Enrichir l’expérience de l’usager … sans le perdre !
De nombreux dispositifs de médiation et de valorisation numériques sont proposés dans les lieux d’accueil du public au côté de l’audioguide classique : dispositifs géolocalisés vous signalant les points d’intérêts durant votre balade ou aux moyens de QR codes , livres compagnons pour enrichir vos visites, dispositifs virtuels en 3D reconstituant des patrimoines en ruines, balades numériques, bornes NFC au Museum of London, dispositifs immersifs au musée du Louvre permettant d’entrée dans la perspective des peintures…
la liste est longue et non exhaustive. Dans le courant des hackathons, les museomix proposent d’imaginer, avec des groupes d’usagers, de professionnels des musées et de créatifs, les outils de médiation de demain. De nombreuses idées de prototypes ont ainsi émergé au Musée Borely comme ce paper doll numérique.
https://www.youtube.com/watch?v=7schoOeBtoM
Parfois néanmoins, la question peut se poser de l’usage réel de ces dispositifs par le public : on trouve généralement très excitant qu’ils nous soient proposés, et on en parle, mais une fois dans la situation, la réalité de leur utilisation est moins évidente, parfois peut être car l’innovation d’usage est telle qu’elle peut rencontrer des freins, mais aussi parce que le dispositif numérique peut finalement pertuber ou compliquer la simple découverte de l’œuvre, ou la visite du site.
Imaginer de nouvelles expériences touristiques ? par le transmédia ?
On le voit avec l’exemple de Nantes, les producteurs de contenus médias ont un rôle fondamental à jouer dans l’accompagnement des stratégies numériques de promotion du territoire.

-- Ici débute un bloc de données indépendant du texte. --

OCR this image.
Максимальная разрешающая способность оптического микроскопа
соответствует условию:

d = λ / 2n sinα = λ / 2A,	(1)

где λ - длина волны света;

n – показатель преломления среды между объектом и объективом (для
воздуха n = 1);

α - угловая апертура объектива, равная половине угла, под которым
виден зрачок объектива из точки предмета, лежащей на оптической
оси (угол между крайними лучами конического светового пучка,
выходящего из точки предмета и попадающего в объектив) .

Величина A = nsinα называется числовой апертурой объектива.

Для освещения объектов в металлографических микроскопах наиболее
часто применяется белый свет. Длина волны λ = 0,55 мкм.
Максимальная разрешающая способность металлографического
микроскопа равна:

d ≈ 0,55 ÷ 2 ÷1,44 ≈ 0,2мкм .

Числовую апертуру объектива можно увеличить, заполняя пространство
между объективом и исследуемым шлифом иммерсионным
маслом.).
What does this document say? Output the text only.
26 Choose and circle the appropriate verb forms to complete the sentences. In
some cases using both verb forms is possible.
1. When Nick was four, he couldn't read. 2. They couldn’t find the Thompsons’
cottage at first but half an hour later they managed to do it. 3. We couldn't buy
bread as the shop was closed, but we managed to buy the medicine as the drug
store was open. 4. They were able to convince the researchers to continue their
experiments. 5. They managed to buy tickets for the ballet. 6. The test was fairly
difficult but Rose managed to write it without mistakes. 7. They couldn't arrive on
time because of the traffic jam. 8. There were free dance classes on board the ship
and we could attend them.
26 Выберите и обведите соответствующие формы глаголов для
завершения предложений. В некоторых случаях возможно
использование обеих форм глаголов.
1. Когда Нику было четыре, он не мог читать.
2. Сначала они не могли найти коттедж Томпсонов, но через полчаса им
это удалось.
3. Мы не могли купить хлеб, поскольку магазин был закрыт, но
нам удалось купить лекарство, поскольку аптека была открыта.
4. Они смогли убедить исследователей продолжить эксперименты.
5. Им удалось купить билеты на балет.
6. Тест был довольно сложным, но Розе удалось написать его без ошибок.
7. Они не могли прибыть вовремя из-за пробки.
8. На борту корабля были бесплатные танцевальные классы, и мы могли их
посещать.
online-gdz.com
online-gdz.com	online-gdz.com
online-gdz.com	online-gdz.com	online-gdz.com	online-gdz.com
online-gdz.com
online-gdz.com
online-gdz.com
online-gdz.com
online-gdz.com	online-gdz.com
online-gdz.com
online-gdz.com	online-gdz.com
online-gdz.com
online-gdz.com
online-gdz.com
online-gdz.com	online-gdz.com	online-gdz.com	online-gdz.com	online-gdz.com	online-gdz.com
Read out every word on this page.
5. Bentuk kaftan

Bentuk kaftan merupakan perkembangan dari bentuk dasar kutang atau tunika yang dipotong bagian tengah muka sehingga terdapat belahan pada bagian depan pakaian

Et parmi eux, certains ont vraiment une approche particulière de la narration, conçue dans une ambiguïté permanente entre la fiction et la réalité, avec la volonté de produire des médias de qualité, multi-supports, une vraie place donnée à l’auteur, et un engagement du public qui prend ses racines dans les mécanismes du jeu vidéo. Eric Viennot, célèbre auteur et producteur transmédia et fondateur de l’agence Imprudence, dit à ce sujet : “Le développement considérable des réseaux haut débit et la démocratisation des appareils mobiles géolocalisés (smartphones et tablettes) permettent de plonger les utilisateurs dans de nouvelles formes d’expériences interactives et participatives qui utilisent l’espace urbain comme support ludique et narratif”.
On peut dès lors imaginer que le territoire devienne le terrain de jeux de nombreuses aventures, où le touriste est invité à vivre des expériences où s’entremêlent fiction et réalité documentée. C’est d’ailleurs ce type de dispositif que son associé Julien Tauvel étaillera lors de sa venue à VEM. Ces architectes transmédia viennent d’univers où la notion d’audience est largement intégrée. Ils ont ainsi le savoir-faire pour déployer autour du projet toute la communication virale nécessaire, pour susciter le désir de vivre l’expérience. Mais on peut s’inquiéter des moyens pour mettre en œuvre de tels projets : est-on obligatoirement dans des budgets et des formats de productions audiovisuelles léchées quand on parle de transmédia ? C’est ce que l’on pourra creuser également avec Arnaud Hacquin ou encore à Nathalie Paquet durant les ateliers de VEM.
En somme, le pari à relever serait de mettre en synergie sur un territoire artiste, auteur et producteur transmédia avec les acteurs du tourisme pour imaginer ensemble une stratégie et un mode opératoire communs pour fabriquer de l’imaginaire, fabriquer de la valeur, proposer des expériences touristiques innovantes et de nouveaux services tout en produisant les meilleurs outils pour le faire savoir ?
Une idée à creuser sur le Barcamp dédié au tourisme et à la culture.